Prima personale italiana per Mika Rottenberg al MAMbo di Bologn: undici opere, tra installazioni e video, un caledoscopico e ironico viaggio nelle contraddizioni del contermporaneo con uno stile tagliente e visionario. Il mondo del lavoro, la globalizzazione, il valore e il prezzo delle merci, il riscaldamento globale, le questioni razziali, vengono frullate in una narrazione sopra le righe che diverte ma al contempo corrode.
La parte maggiormente coinvolgente è senza dubbio la serie di video (dai 3 ai 28 minuti) che inchiodano lo spettatore in un vero e proprio tour nell’immaginario dell’artista argentina. Ristoranti cinesi al confine tra USA e Messico, capannoni di selezionamento di perle, tunnel, stanze misteriose dove bolle di sapone dalle strutture articolate fluttuano ed esplodono in coreografiche frattali di fumo.

I temi socio-politici vengono affrontati attraverso posizioni diagonali, mai banali o dirette. Venditrici ambulanti con tanto di carrellino sbucano dal nulla vicino al muro tanto caro a Trump. Personaggi improbabili si agitano dentro piatti tipici cinesi. Sagome di animali di dipinti orientali vomitano e defecano. E i nasi sempre in preda a tormente di raffreddori esplodono in starnuti che producono conigli e bistecche, talvolta anche lampadine.
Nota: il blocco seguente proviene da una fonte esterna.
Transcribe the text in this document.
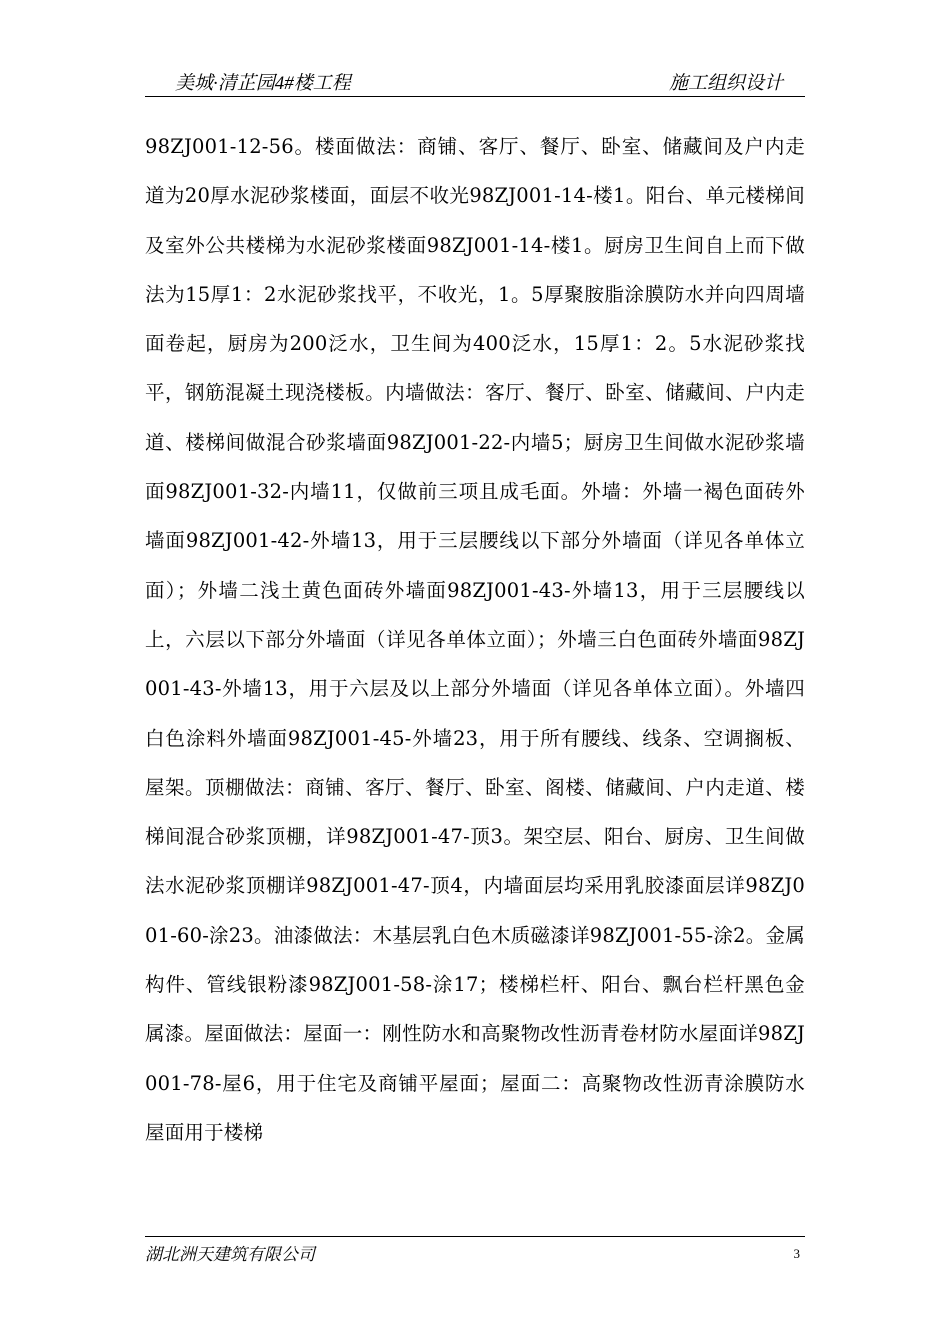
美城·清芷园4#楼工程	施工组织设计
98ZJ001-12-56。楼面做法：商铺、客厅、餐厅、卧室、储藏间及户内走道为20厚水泥砂浆楼面，面层不收光98ZJ001-14-楼1。阳台、单元楼梯间及室外公共楼梯为水泥砂浆楼面98ZJ001-14-楼1。厨房卫生间自上而下做法为15厚1：2水泥砂浆找平，不收光，1。5厚聚胺脂涂膜防水并向四周墙面卷起，厨房为200泛水，卫生间为400泛水，15厚1：2。5水泥砂浆找平，钢筋混凝土现浇楼板。内墙做法：客厅、餐厅、卧室、储藏间、户内走道、楼梯间做混合砂浆墙面98ZJ001-22-内墙5；厨房卫生间做水泥砂浆墙面98ZJ001-32-内墙11，仅做前三项且成毛面。外墙：外墙一褐色面砖外墙面98ZJ001-42-外墙13，用于三层腰线以下部分外墙面（详见各单体立面）；外墙二浅土黄色面砖外墙面98ZJ001-43-外墙13，用于三层腰线以上，六层以下部分外墙面（详见各单体立面）；外墙三白色面砖外墙面98ZJ001-43-外墙13，用于六层及以上部分外墙面（详见各单体立面）。外墙四白色涂料外墙面98ZJ001-45-外墙23，用于所有腰线、线条、空调搁板、屋架。顶棚做法：商铺、客厅、餐厅、卧室、阁楼、储藏间、户内走道、楼梯间混合砂浆顶棚，详98ZJ001-47-顶3。架空层、阳台、厨房、卫生间做法水泥砂浆顶棚详98ZJ001-47-顶4，内墙面层均采用乳胶漆面层详98ZJ001-60-涂23。油漆做法：木基层乳白色木质磁漆详98ZJ001-55-涂2。金属构件、管线银粉漆98ZJ001-58-涂17；楼梯栏杆、阳台、飘台栏杆黑色金属漆。屋面做法：屋面一：刚性防水和高聚物改性沥青卷材防水屋面详98ZJ001-78-屋6，用于住宅及商铺平屋面；屋面二：高聚物改性沥青涂膜防水屋面用于楼梯
湖北洲天建筑有限公司	3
La lampadina è un leitmotiv. Illumina i cunicoli, pende da ogni sorta di soffitto colorato, viene distrutta in fantasmagorie di frantumi da un incessante lavorio. Un oggetto archetipico. L’idea, la scintilla, il fuoco, il linguaggio. In effetti tutto il lavoro della Rottenberg è incentrato sul linguaggio del corpo in relazione con l’ambiente. Esterno o interno, l’ambiente è sempre strabordante di oggetti oppure vuoto e desertico. Due eccessi che si compensano e che danno un senso di vertigine in queste vere e proprie catene di montaggio visivo.

In conclusione ci si può rinfrescare tra cumuli di scatole e scatoloni, con una san salvietta Tropical Breeze imbevuta di autentico sudore mulatto.